PolinRider: DPRK Supply Chain Offensive Targeting npm, Claude Code, and GitHub CLI
North Korean state-sponsored actors, associated with the PolinRider operation and Contagious Interview campaign, are executing a multi-vector supply chain offensive targeting the developer ecosystem. By compromising GitHub maintainer accounts and utilizing package impersonation, the actors injected malicious code into npm, Packagist, and Go ecosystems. The campaign specifically targets modern toolchains, including Claude Code and GitHub CLI, to deploy Windows Remote Access Trojans (RATs), Linux native C rootkits, and credential stealers aimed at SSH keys and developer tokens. With over 108 unique malicious packages and extensions identified, the operation seeks persistent high-level access to DevOps environments and AI-assisted coding workflows.

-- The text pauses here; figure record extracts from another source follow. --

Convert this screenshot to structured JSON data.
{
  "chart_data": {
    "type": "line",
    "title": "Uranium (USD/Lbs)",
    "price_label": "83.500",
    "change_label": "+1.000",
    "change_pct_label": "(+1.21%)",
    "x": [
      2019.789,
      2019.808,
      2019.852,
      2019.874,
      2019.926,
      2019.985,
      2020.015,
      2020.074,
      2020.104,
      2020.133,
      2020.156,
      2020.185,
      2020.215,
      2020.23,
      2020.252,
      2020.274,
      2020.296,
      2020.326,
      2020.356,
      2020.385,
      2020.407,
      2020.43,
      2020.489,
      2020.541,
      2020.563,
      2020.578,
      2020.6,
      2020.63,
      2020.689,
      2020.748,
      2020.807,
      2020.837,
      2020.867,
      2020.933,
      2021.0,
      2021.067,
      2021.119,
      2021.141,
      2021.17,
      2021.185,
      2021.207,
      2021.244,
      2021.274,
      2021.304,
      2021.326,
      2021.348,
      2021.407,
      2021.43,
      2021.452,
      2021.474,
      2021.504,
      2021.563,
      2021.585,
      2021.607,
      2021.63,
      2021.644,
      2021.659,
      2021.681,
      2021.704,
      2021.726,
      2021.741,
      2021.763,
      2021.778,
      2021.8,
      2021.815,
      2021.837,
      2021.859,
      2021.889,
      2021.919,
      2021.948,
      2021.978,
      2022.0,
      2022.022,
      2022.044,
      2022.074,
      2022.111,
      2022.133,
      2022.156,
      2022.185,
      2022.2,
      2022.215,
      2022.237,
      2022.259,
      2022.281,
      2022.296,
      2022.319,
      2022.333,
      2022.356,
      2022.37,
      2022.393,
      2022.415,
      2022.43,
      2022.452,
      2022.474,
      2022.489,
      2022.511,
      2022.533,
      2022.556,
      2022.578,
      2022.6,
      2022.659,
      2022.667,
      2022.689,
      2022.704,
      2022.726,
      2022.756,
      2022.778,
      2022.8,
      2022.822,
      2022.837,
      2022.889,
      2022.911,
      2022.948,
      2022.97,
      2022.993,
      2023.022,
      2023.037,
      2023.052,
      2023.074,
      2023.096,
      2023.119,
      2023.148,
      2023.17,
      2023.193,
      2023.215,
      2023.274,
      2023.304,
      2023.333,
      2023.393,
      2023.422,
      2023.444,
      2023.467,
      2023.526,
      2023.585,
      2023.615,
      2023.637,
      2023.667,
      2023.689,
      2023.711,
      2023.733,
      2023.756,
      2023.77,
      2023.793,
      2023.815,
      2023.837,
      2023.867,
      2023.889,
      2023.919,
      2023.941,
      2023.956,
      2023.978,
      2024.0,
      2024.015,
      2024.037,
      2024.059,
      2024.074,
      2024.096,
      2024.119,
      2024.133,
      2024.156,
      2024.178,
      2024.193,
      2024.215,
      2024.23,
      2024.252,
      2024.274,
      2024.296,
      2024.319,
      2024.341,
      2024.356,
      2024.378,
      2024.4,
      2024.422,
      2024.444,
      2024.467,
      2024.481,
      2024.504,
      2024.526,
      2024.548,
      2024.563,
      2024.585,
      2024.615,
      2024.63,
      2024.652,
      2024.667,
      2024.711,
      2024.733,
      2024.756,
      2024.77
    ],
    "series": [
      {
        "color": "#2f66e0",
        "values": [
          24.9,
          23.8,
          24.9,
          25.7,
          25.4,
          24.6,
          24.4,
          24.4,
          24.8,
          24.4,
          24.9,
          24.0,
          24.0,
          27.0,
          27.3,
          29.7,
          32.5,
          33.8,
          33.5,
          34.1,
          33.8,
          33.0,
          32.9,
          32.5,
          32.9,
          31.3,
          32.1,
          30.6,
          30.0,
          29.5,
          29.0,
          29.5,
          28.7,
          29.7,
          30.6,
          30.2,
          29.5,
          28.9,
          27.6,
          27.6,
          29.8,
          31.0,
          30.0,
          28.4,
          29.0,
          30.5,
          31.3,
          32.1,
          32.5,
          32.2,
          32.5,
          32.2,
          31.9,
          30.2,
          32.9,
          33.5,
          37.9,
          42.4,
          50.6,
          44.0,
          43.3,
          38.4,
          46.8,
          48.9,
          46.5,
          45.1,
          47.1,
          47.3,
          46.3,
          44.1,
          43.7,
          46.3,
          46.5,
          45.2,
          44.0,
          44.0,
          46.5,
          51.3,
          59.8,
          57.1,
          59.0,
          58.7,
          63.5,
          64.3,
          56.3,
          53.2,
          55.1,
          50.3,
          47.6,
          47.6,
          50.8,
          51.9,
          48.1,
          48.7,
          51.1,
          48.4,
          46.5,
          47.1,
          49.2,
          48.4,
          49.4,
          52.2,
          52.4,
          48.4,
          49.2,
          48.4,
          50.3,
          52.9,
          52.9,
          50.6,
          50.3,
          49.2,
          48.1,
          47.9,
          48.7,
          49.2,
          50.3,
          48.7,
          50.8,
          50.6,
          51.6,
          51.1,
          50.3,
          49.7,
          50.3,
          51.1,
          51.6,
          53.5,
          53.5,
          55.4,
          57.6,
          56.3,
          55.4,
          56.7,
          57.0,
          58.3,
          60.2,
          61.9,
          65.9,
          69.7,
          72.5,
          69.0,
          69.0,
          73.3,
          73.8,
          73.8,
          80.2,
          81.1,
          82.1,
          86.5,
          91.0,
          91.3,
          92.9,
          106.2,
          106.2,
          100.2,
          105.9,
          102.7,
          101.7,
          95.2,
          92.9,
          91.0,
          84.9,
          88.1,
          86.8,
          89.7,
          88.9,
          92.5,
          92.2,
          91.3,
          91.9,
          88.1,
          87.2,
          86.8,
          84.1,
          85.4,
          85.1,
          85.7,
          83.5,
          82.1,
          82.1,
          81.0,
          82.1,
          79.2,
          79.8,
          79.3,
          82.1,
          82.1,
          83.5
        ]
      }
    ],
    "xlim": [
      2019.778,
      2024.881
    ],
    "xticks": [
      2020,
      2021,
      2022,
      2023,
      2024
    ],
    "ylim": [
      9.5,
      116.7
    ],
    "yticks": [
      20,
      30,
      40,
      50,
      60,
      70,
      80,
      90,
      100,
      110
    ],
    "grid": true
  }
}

Lazarus Group's Brandjacking Campaign targeting the npm Ecosystem
The Lazarus Group has shifted from traditional typosquatting to "brandjacking" within the npm ecosystem, deploying multi-stage droppers disguised as utilities for popular libraries like React, Buffer, and Chai. These malicious packages execute Base64-encoded strings to fetch a second-stage Node.js backdoor from jsonkeeper.com, which subsequently connects to a C2 server (45.59.163.198:1244) to deploy a final payload (f.js) into the ~/.vscode directory. By utilizing npm install --silent for dependency resolution, the attackers establish persistent remote code execution (RCE) on developer workstations, posing a critical risk to CI/CD pipelines and source code repositories.